I’ve been trying to use mobile operating systems for productive and full-computing scenarios for years and although things are getting better by the day, there are still major issues to be solved. Even the latest tailored hardware and software solutions are littered with unexpected restrictions, bugs, showstoppers and even costs. As I continue to test devices like the Acer Iconia Tab A500 and iPad I am making a list of functions that I can perform on a desktop operating system but not on a consumer or mobile operating system that you might find in a tablet. You’ll find an early ‘issues’ list here. I’m largely talking about Android or IOS here.
The issues fall into 3 categories.
- Issues that are a result of hardware. This varies between platforms and is also sometimes dependant on drivers and software. E.g. Bluetooth support. Many of these issues are dropping away as ARM platforms evolve, some of these issues are because of the design requirements (battery, size, heat)
- Issues that are a result of operating restrictions. Operating systems will evolve but each evolution is taking 6 months to 1 year.
- Issues that are there simply because the third party software may not have been written yet.
The latter category is one we can ignore. If tablets or other devices based on mobile operating systems are successful, the software will come. Lets look at the other two categories though.
Hardware Issues
- Video editing software and hardware. While software may exist, the CPU, hardware encoders and possible GPU acceleration may not be in place. The only exception is the ipad2, iphone4 and Ios which use the capabilities of the A4 chip very well. It may be quite a while before generic cross-platform solutions appear.
- USB host support. In some cases the platform only supports USB client. This affect many devices people commonly use like webcams, printers, video capture cards and many other device you’ll find in the high-street PC store.
- Keyboards on tablets. Arguable that this isn’t neccesary if you’ve already chosen a tablet but we’ll leave it in the list for discussions sake.
- High-capacity storage. 100+GB support is often required by those dealing with media.
- Other interfaces such as serial (often used for control and data collection) pci-express. USB based solutions can solve this if the drivers are built into the operating system.
- Extendable GPUs through docking stations or modules
- General processing power (CPU)
Operating system issues
- Extended languages and keyboard support
- External screen capability. This includes extended desktop and multiple interface support. Also needed in the OS
- Drag and drop (of selected text, audio, image, file, video.)
- Bluetooth stack. Software is generally the issue here and it’s usually an operating system issue.

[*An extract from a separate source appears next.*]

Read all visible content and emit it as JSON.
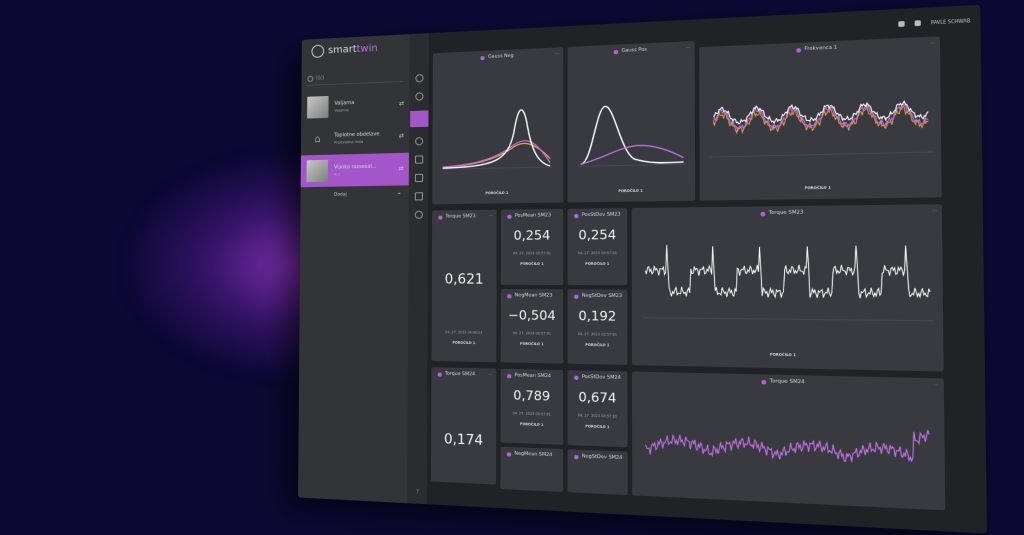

- Full web experience including mouse-over support. Some third party software may fix this is mouse or other pointer support is provided by the OS.
- Multi-user support with associated security mechanisms. Generally a core operating system issue.
- Extending device support through installable, pluggable drivers.
- Extended IP stack to support routing, multiple.interfaces and other IP features like file sharing protocols. This can be implemented in third party software.
- Multiple sound module support for live audio performances with pre-fade. This is also a hardware issue.
3rd party software
For discussions sake, i’ve included a few software issues here.
- Offline blogging tools. A third party software issue that will get solved in time. (I’m impressed with the progress of Blogsy on the iPad)
- Office suites. Third party issue although core format support, encryption, media handling, drag and drop / copy paste, synchronization support can be due to operating system. Again, IOS is probably leading the way here.
- Full feature browsers. (Mouse-over support in the OS could be needed here too)
- Software development tools. 3rd party issue that also requires keyboard, mouse and often, external / extended screen support too.
Having listed a bunch of items above, we have to now ask ourselves whether they are important and if they are, are they likely to be fixed. Certainly the web browser issues are serious, the CPU power issues are too where the operating system runs on an ARM design and you have to think carefully about multi-user and expansion through third party devices on USB. That’s a big market! Issues like IP stack, multiple audio modules and extended screen are less important. Third party software issues will solve themselves as devices move into different markets and the customer-based there becomes big enough to support the creation and support of the software. As for the hardware issues, don’t expect 500GB storage soon but do look for alternative storage solutions via local or remote wireless connections.
What about that keyboard though? Is it still an issue? For many operations, it’s a barrier. Tablets are popular now but is there still a desire for a keyboard. I’m sitting in front of a tablet writing this post now only because it’s got a full keyboard attached.
My gaps
I want a mobile video editing system with blogging client and full browser capabilities. The video encoding hardware on the iPad has shown breakthrough capabilities in iMovie for the price and size . Keyboard input is important though so I would want a robust keyboard solution. Offline blogging tools are required. Full browser too. The ipad2 + keyboard is getting very close to a usable solution for me but it still has showstoppers. Cabled internet for high-speed video upload, full browser with flash, mouse-over, side-by-side windows for drag and drop, external screen, ability to edit non-iphone videos in iMovie. I’m still a huge proponent of the smartbook and hope that we see more work going into these because that’s where I see most of the gaps being filled for me. Windows 8 could be the stepping stone to an interesting smartbook / convertible / slider design. Like the TX100 perhaps!
Your Gaps
What are the ‘gaps’ that you see between a full computing solution and a consumer mobile OS solution.